U.S. investigators found that preschoolers who obtained a higher percentage of their daily calories from added sugars tended to get fewer calories from healthier sources, including foods rich in fiber, vitamins and minerals.
Study author Dr. Sibylle Kranz explained that kids have an “internal control” system in their bodies that limits their intake of calories, so they typically eat the same number of calories, regardless of the source. “If a child drinks a regular soda, for example, that drink is replacing another potentially high-nutrient food,” she told Reuters Health.
It’s important for kids to get the vast majority of their calories from foods rich in vitamins and minerals, she noted.
“Since most foods that are high in added sugar have very low nutrient density - very little vitamins and minerals - they contribute calories but not the important micronutrients for health and growth,” said Kranz, who is based at Pennsylvania State University in State College.
Kranz noted that “added” sugars are not the same as sugars naturally found in foods like fruits and dairy. Added sugars are included during baking or manufacturing, and are primarily found in sodas, fruit drinks, desserts and candy, she said.
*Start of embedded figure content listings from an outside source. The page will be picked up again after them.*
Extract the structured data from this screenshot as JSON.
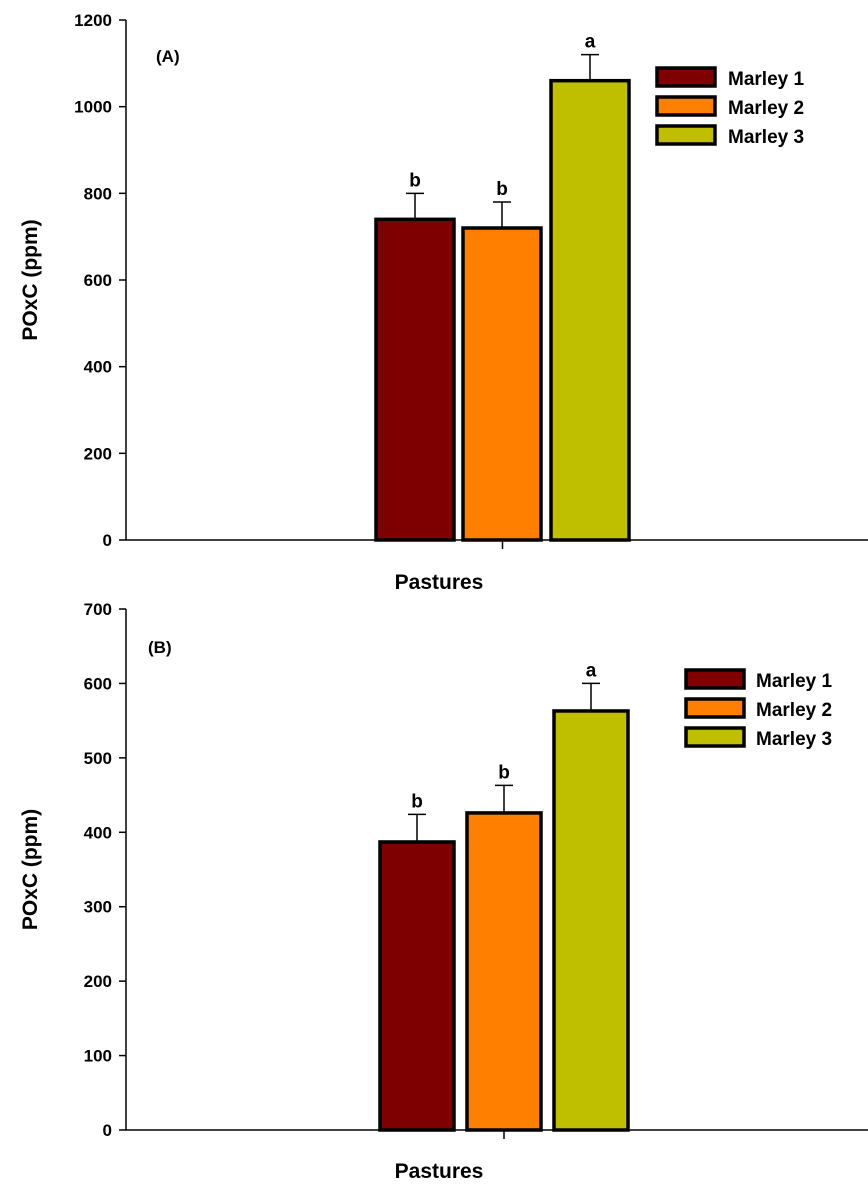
{
  "chart_data": [
    {
      "type": "bar",
      "panel_label": "(A)",
      "xlabel": "Pastures",
      "ylabel": "POxC (ppm)",
      "ylim": [
        0,
        1200
      ],
      "yticks": [
        "0",
        "200",
        "400",
        "600",
        "800",
        "1000",
        "1200"
      ],
      "legend_position": "top-right",
      "series": [
        {
          "name": "Marley 1",
          "value": 740,
          "error": 60,
          "letter": "b",
          "color": "#7f0000"
        },
        {
          "name": "Marley 2",
          "value": 720,
          "error": 60,
          "letter": "b",
          "color": "#ff8000"
        },
        {
          "name": "Marley 3",
          "value": 1060,
          "error": 60,
          "letter": "a",
          "color": "#bfbf00"
        }
      ]
    },
    {
      "type": "bar",
      "panel_label": "(B)",
      "xlabel": "Pastures",
      "ylabel": "POxC (ppm)",
      "ylim": [
        0,
        700
      ],
      "yticks": [
        "0",
        "100",
        "200",
        "300",
        "400",
        "500",
        "600",
        "700"
      ],
      "legend_position": "top-right",
      "series": [
        {
          "name": "Marley 1",
          "value": 387,
          "error": 37,
          "letter": "b",
          "color": "#7f0000"
        },
        {
          "name": "Marley 2",
          "value": 426,
          "error": 37,
          "letter": "b",
          "color": "#ff8000"
        },
        {
          "name": "Marley 3",
          "value": 563,
          "error": 37,
          "letter": "a",
          "color": "#bfbf00"
        }
      ]
    }
  ]
}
In an article in the January issue of the Journal of Pediatrics, Kranz and her colleagues explain that the U.S. food guide pyramid currently recommends that kids limit added sugars to between six and 10 percent of their total calories, and the World Health Organization has limited added sugars to less than 10 percent of total calories. However, the National Academy of Sciences recently said that it’s okay for people to get up to 25 percent of their total calories from added sugar.
These recommendations matter, the authors note, in part because they are often used to help determine federal nutrition programs.
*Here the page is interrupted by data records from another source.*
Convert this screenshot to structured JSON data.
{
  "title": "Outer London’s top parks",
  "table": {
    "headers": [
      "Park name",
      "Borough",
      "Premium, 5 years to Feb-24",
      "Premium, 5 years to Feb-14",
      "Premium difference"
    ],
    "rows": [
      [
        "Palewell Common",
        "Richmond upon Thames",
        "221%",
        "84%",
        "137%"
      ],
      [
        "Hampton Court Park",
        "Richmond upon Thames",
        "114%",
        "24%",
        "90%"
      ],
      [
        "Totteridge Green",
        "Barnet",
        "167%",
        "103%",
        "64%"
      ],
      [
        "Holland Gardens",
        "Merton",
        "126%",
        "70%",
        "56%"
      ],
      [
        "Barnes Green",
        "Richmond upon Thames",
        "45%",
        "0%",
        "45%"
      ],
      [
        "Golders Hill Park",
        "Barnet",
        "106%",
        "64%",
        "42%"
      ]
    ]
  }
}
To investigate how kids’ diets fare with different amounts of added sugar, Kranz and her team reviewed the diets of 5,437 children between the ages of two and five, noting how much added sugar they ate and what they consumed in important nutrients.
The study found that the more added sugar kids ate, the less they got of fiber, protein, calcium, iron, folate and other key nutrients.
Most children got less than 25 percent of their daily calories from added sugar, but those who got at least 25 percent from added sugars ate the smallest amounts of grains, vegetables, fruits and dairy.
Younger children typically ate less added sugar than older children, the authors note. Among two-year-olds and three-year-olds, average consumption of added sugar was about 14 teaspoons per day, relative to an average of about 17 daily teaspoons among four-year-olds and five-year-olds.
Although it’s not clear what amount of added sugar is okay for kids, these findings suggest that the National Academy of Sciences’ cutoff of 25 percent of daily calories may be too high, Kranz argued. “Based on our results, we are concerned that at the (recommended) level of added sugar intake, children do not have adequate intake of vitamins and minerals important for their health and growth,” she said.